Für ähnliche Szenarien sieht sich der Arbeitersamariterbund (ASB) gut vorbereitet. Man könne jederzeit Ehrenamtliche mobilisieren, etwa, um erkranktes Personal in Pflegeheimen zu unterstützen, Behelfskrankenhäuser zu betreuen oder ähnliches. Einen Katastrophenalarm hält man nicht für nötig, zumindest derzeit. „Ich sehe den Sinn nicht, die Strukturen sind arbeitsfähig. Wir haben keine Probleme, Helfer zu akquirieren, die Arbeitgeber sind da kulant, viele arbeiten ja derzeit ohnehin nicht“, berichtet ASB-Landesvize Daniel Groß. Es gebe tägliche Telefonkonferenzen mit den Ministerien und anderen Hilfsorganisationen.
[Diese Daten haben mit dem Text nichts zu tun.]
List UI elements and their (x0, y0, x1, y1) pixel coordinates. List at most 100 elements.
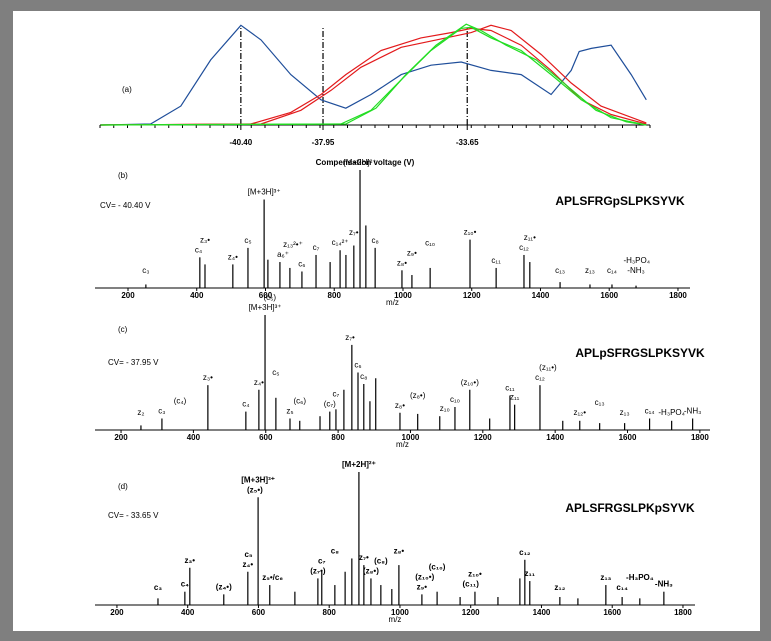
x-tick-label: 1800 (674, 608, 692, 617)
peak-annotation: z₁₀• (464, 228, 477, 237)
x-tick-label: 600 (259, 291, 273, 300)
peak-annotation: c₁₀ (425, 238, 435, 247)
peak-annotation: (c₇) (324, 400, 336, 409)
peak-annotation: c₆ (298, 259, 305, 268)
peak-annotation: c₃ (142, 266, 149, 275)
cv-label: CV= - 40.40 V (100, 201, 151, 210)
x-tick-label: -37.95 (312, 138, 335, 147)
x-tick-label: 1400 (546, 433, 564, 442)
panel-label: (b) (118, 171, 128, 180)
peak-annotation: (c₁₀) (429, 562, 446, 571)
peak-annotation: z₉• (407, 248, 417, 257)
peak-annotation: z₇• (349, 228, 359, 237)
x-tick-label: 800 (323, 608, 337, 617)
peak-annotation: (c₅) (263, 293, 276, 302)
peak-annotation: -H₃PO₄ (658, 408, 685, 417)
peptide-sequence: APLSFRGSLPKpSYVK (565, 501, 695, 515)
peak-annotation: (z₅•) (247, 485, 263, 494)
x-tick-label: 1200 (474, 433, 492, 442)
peak-annotation: z₁₃ (585, 266, 595, 275)
peak-annotation: -NH₃ (627, 266, 644, 275)
peak-annotation: -NH₃ (684, 407, 701, 416)
peak-annotation: c₁₃ (595, 398, 605, 407)
x-tick-label: 600 (252, 608, 266, 617)
x-axis-label: m/z (396, 440, 409, 449)
peak-annotation: c₈ (331, 546, 339, 555)
x-tick-label: 1400 (532, 291, 550, 300)
cv-label: CV= - 33.65 V (108, 511, 159, 520)
peak-annotation: c₁₀ (450, 395, 460, 404)
peak-annotation: z₁₃²•⁺ (283, 240, 303, 249)
x-axis-label: m/z (389, 615, 402, 624)
x-tick-label: 800 (331, 433, 345, 442)
peak-annotation: c₄ (242, 400, 249, 409)
canvas (13, 11, 760, 631)
peak-annotation: c₃ (154, 583, 162, 592)
peak-annotation: c₄ (181, 580, 189, 589)
x-tick-label: 400 (190, 291, 204, 300)
peak-annotation: z₁₀• (468, 570, 482, 579)
peak-annotation: c₁₄ (607, 266, 617, 275)
trace (100, 23, 647, 126)
peak-annotation: z₄• (243, 560, 254, 569)
x-tick-label: 200 (114, 433, 128, 442)
peak-annotation: c₁₄²⁺ (332, 238, 349, 247)
peak-annotation: c₅ (272, 368, 279, 377)
peak-annotation: (z₈•) (363, 566, 379, 575)
peak-annotation: z₁₃ (620, 408, 630, 417)
peak-annotation: c₁₂ (535, 373, 545, 382)
peak-annotation: -H₃PO₄ (626, 573, 654, 582)
peak-annotation: z₇• (345, 333, 355, 342)
panel-label: (d) (118, 482, 128, 491)
x-tick-label: 200 (121, 291, 135, 300)
x-tick-label: 1400 (533, 608, 551, 617)
peak-annotation: c₇ (318, 556, 326, 565)
peak-annotation: (z₈•) (410, 391, 426, 400)
trace (100, 24, 647, 126)
peak-annotation: z₅ (286, 407, 293, 416)
peak-annotation: z₁₁• (524, 233, 536, 242)
peak-annotation: z₁₂ (554, 583, 565, 592)
peak-annotation: z₃• (185, 556, 196, 565)
peak-annotation: [M+3H]³⁺ (249, 303, 282, 312)
peak-annotation: z₉• (417, 582, 428, 591)
spectrum-panel: 200 400 600 800 1000 1200 1400 1600 1800 m/z (b) CV… (95, 158, 690, 307)
peak-annotation: (z₇•) (310, 566, 326, 575)
peptide-sequence: APLSFRGpSLPKSYVK (555, 194, 685, 208)
peak-annotation: z₁₁ (510, 393, 520, 402)
x-tick-label: 1800 (691, 433, 709, 442)
peak-annotation: z₂ (137, 408, 144, 417)
peak-annotation: c₁₂ (519, 243, 529, 252)
peak-annotation: (z₁₀•) (461, 378, 479, 387)
spectrum-panel: 200 400 600 800 1000 1200 1400 1600 1800 m/z (c) CV… (95, 293, 710, 449)
peak-annotation: z₁₃ (600, 573, 611, 582)
peak-annotation: z₃• (203, 373, 213, 382)
x-tick-label: -33.65 (456, 138, 479, 147)
x-tick-label: 1600 (603, 608, 621, 617)
peak-annotation: z₄• (254, 378, 264, 387)
peak-annotation: c₁₄ (645, 407, 655, 416)
peak-annotation: [M+3H]³⁺ (241, 475, 275, 484)
cv-label: CV= - 37.95 V (108, 358, 159, 367)
x-tick-label: 1000 (402, 433, 420, 442)
x-axis-label: m/z (386, 298, 399, 307)
peak-annotation: (c₁₁) (463, 580, 480, 589)
panel-label: (a) (122, 85, 132, 94)
x-tick-label: 800 (328, 291, 342, 300)
peak-annotation: [M+2H]²⁺ (344, 158, 377, 167)
x-tick-label: 1600 (600, 291, 618, 300)
peak-annotation: (c₆) (293, 397, 306, 406)
peak-annotation: c₅ (244, 550, 252, 559)
x-tick-label: 1200 (462, 608, 480, 617)
peak-annotation: z₅•/c₆ (262, 573, 283, 582)
peak-annotation: [M+3H]³⁺ (248, 188, 281, 197)
x-tick-label: 600 (259, 433, 273, 442)
peak-annotation: c₈ (371, 236, 378, 245)
spectrum-panel: 200 400 600 800 1000 1200 1400 1600 1800 m/z (d) CV… (95, 460, 695, 624)
peak-annotation: c₁₃ (555, 266, 565, 275)
peak-annotation: (z₁₀•) (415, 572, 434, 581)
peak-annotation: c₄ (195, 245, 202, 254)
x-tick-label: 400 (187, 433, 201, 442)
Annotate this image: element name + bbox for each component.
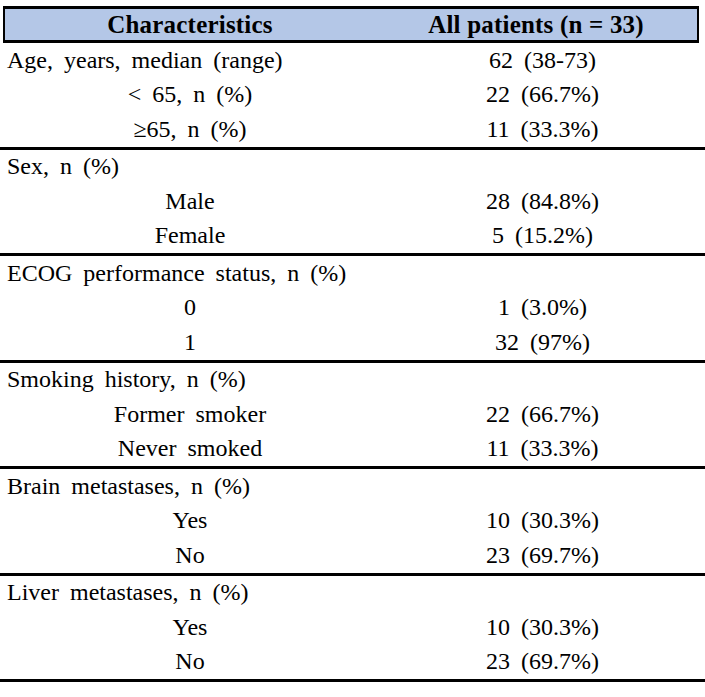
- row-label: Liver metastases, n (%): [0, 579, 380, 606]
- table-row: Female 5 (15.2%): [0, 219, 705, 254]
- table-row: Yes 10 (30.3%): [0, 504, 705, 539]
- row-value: 10 (30.3%): [380, 507, 705, 534]
- table-row: No 23 (69.7%): [0, 645, 705, 680]
- table-row: Never smoked 11 (33.3%): [0, 432, 705, 467]
- table-row: ECOG performance status, n (%): [0, 256, 705, 291]
- row-value: 10 (30.3%): [380, 614, 705, 641]
- patient-characteristics-table: Characteristics All patients (n = 33) Ag…: [0, 0, 705, 682]
- section-age: Age, years, median (range) 62 (38-73) < …: [0, 43, 705, 150]
- table-row: Liver metastases, n (%): [0, 576, 705, 611]
- table-row: Smoking history, n (%): [0, 363, 705, 398]
- table-row: Former smoker 22 (66.7%): [0, 397, 705, 432]
- table-row: 0 1 (3.0%): [0, 291, 705, 326]
- section-ecog: ECOG performance status, n (%) 0 1 (3.0%…: [0, 256, 705, 363]
- row-label: No: [0, 648, 380, 675]
- table-row: Yes 10 (30.3%): [0, 610, 705, 645]
- table-row: Brain metastases, n (%): [0, 469, 705, 504]
- row-label: Female: [0, 222, 380, 249]
- row-label: Male: [0, 188, 380, 215]
- section-liver-metastases: Liver metastases, n (%) Yes 10 (30.3%) N…: [0, 576, 705, 683]
- row-value: 22 (66.7%): [380, 81, 705, 108]
- row-label: 1: [0, 329, 380, 356]
- row-label: Former smoker: [0, 401, 380, 428]
- section-smoking: Smoking history, n (%) Former smoker 22 …: [0, 363, 705, 470]
- table-row: Sex, n (%): [0, 150, 705, 185]
- row-label: Never smoked: [0, 435, 380, 462]
- row-value: 22 (66.7%): [380, 401, 705, 428]
- row-label: No: [0, 542, 380, 569]
- row-label: ≥65, n (%): [0, 116, 380, 143]
- row-value: 5 (15.2%): [380, 222, 705, 249]
- row-value: 62 (38-73): [380, 47, 705, 74]
- table-row: 1 32 (97%): [0, 325, 705, 360]
- header-characteristics: Characteristics: [5, 11, 375, 39]
- table-row: ≥65, n (%) 11 (33.3%): [0, 112, 705, 147]
- row-value: 32 (97%): [380, 329, 705, 356]
- row-value: 11 (33.3%): [380, 116, 705, 143]
- row-value: 28 (84.8%): [380, 188, 705, 215]
- section-sex: Sex, n (%) Male 28 (84.8%) Female 5 (15.…: [0, 150, 705, 257]
- table-row: No 23 (69.7%): [0, 538, 705, 573]
- row-value: 11 (33.3%): [380, 435, 705, 462]
- row-label: Sex, n (%): [0, 153, 380, 180]
- table-header-row: Characteristics All patients (n = 33): [3, 6, 699, 43]
- row-label: Smoking history, n (%): [0, 366, 380, 393]
- row-label: ECOG performance status, n (%): [0, 260, 380, 287]
- row-value: 23 (69.7%): [380, 648, 705, 675]
- row-label: Age, years, median (range): [0, 47, 380, 74]
- row-value: 1 (3.0%): [380, 294, 705, 321]
- row-label: Brain metastases, n (%): [0, 473, 380, 500]
- header-all-patients: All patients (n = 33): [375, 11, 697, 39]
- table-row: Male 28 (84.8%): [0, 184, 705, 219]
- row-label: 0: [0, 294, 380, 321]
- section-brain-metastases: Brain metastases, n (%) Yes 10 (30.3%) N…: [0, 469, 705, 576]
- row-label: Yes: [0, 507, 380, 534]
- table-row: Age, years, median (range) 62 (38-73): [0, 43, 705, 78]
- table-row: < 65, n (%) 22 (66.7%): [0, 78, 705, 113]
- row-label: < 65, n (%): [0, 81, 380, 108]
- row-value: 23 (69.7%): [380, 542, 705, 569]
- row-label: Yes: [0, 614, 380, 641]
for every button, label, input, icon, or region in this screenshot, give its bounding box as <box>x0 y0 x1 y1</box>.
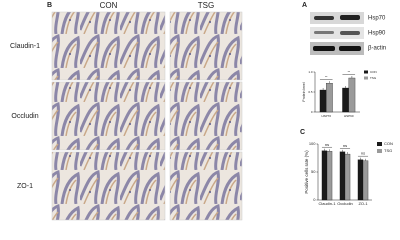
x-tick-label: HSP70 <box>321 114 331 118</box>
column-label: CON <box>100 1 118 10</box>
y-tick-label: 0 <box>311 110 313 114</box>
bar <box>348 77 356 113</box>
bar <box>362 160 369 201</box>
column-label: TSG <box>198 1 214 10</box>
panel-label: A <box>302 2 307 9</box>
bar <box>342 87 349 113</box>
bar <box>357 159 364 201</box>
blot-label: β-actin <box>368 46 386 52</box>
micrograph <box>169 151 243 221</box>
micrograph <box>169 81 243 151</box>
y-tick-label: 0.5 <box>308 90 313 94</box>
annotation: ** <box>325 75 328 79</box>
panel-label: B <box>47 2 52 9</box>
annotation: ns <box>343 143 347 148</box>
x-tick-label: ZO-1 <box>358 201 368 206</box>
annotation: ns <box>361 151 365 156</box>
bar <box>339 151 346 201</box>
figure: B A C CON TSGClaudin-1OccludinZO-1Hsp70Hs… <box>10 1 393 221</box>
legend-label: CON <box>384 141 393 146</box>
blot-label: Hsp90 <box>368 31 386 37</box>
bar <box>321 150 328 201</box>
legend-label: TSG <box>370 76 377 80</box>
bar <box>344 153 351 201</box>
x-tick-label: Occludin <box>337 201 353 206</box>
bar <box>326 83 333 113</box>
legend-swatch <box>377 142 382 146</box>
y-tick-label: 1.0 <box>308 70 313 74</box>
y-tick-label: 100 <box>309 141 316 146</box>
row-label: Occludin <box>11 113 38 120</box>
annotation: ** <box>348 70 351 74</box>
micrograph <box>51 81 166 151</box>
bar <box>319 89 327 113</box>
x-tick-label: HSP90 <box>344 114 354 118</box>
annotation: ns <box>325 142 329 147</box>
row-label: ZO-1 <box>17 183 33 190</box>
legend-swatch <box>364 76 368 80</box>
blot-label: Hsp70 <box>368 16 386 22</box>
y-axis-label: Positive cells rate (%) <box>304 150 309 194</box>
bar <box>326 151 333 201</box>
legend-label: TSG <box>384 148 392 153</box>
legend-swatch <box>364 70 368 74</box>
legend-label: CON <box>370 70 377 74</box>
y-tick-label: 0 <box>313 197 316 202</box>
legend-swatch <box>377 149 382 153</box>
micrograph <box>51 11 166 81</box>
micrograph <box>169 11 243 81</box>
micrograph <box>51 151 166 221</box>
y-axis-label: Protein level <box>302 82 306 101</box>
panel-label: C <box>300 129 305 136</box>
row-label: Claudin-1 <box>10 43 40 50</box>
y-tick-label: 50 <box>311 169 316 174</box>
western-blot <box>310 12 364 55</box>
x-tick-label: Claudin-1 <box>318 201 336 206</box>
Allerdings wünscht sich Groß klarere Ansagen aus Stuttgart. Das größte Probleme des ASB liege darin, weiter ausreichend Personal für Rettungswagen und Pflegeheime zu haben. Das Land empfiehlt aktuell jedem, der selbst in einem Risikogebiet war, Kontakt zu Rückkehrern aus Risikogebieten oder zu einem Infizierten hatte, die Quarantäne. Im Zweifel rät man bei Gesundheitsministerium zu erhöhter Vorsicht.
Groß kritisiert, die Gesundheitsämter entschieden sehr unterschiedlich, wer zu Hause bleiben müsse. Damit schicke man im Zweifel viele Gesunde in Quarantäne. Wenn das so weiter gehe, fehle Personal. „Wir brauchen Ermessensspielraum. Natürlich wäre es am allerbesten, wenn ich jeden Mitarbeiter, der um einige Ecken Kontakt zu Infizierten gehabt haben könnte, nach Hause schicke. Aber wie lange können wir das durchhalten“, warnt Groß. Derzeit reicht das Personal aber im Rettungsdienst: Laut Innenministerium und und Helfern werden alle Rettungswagen ohne Probleme besetzt.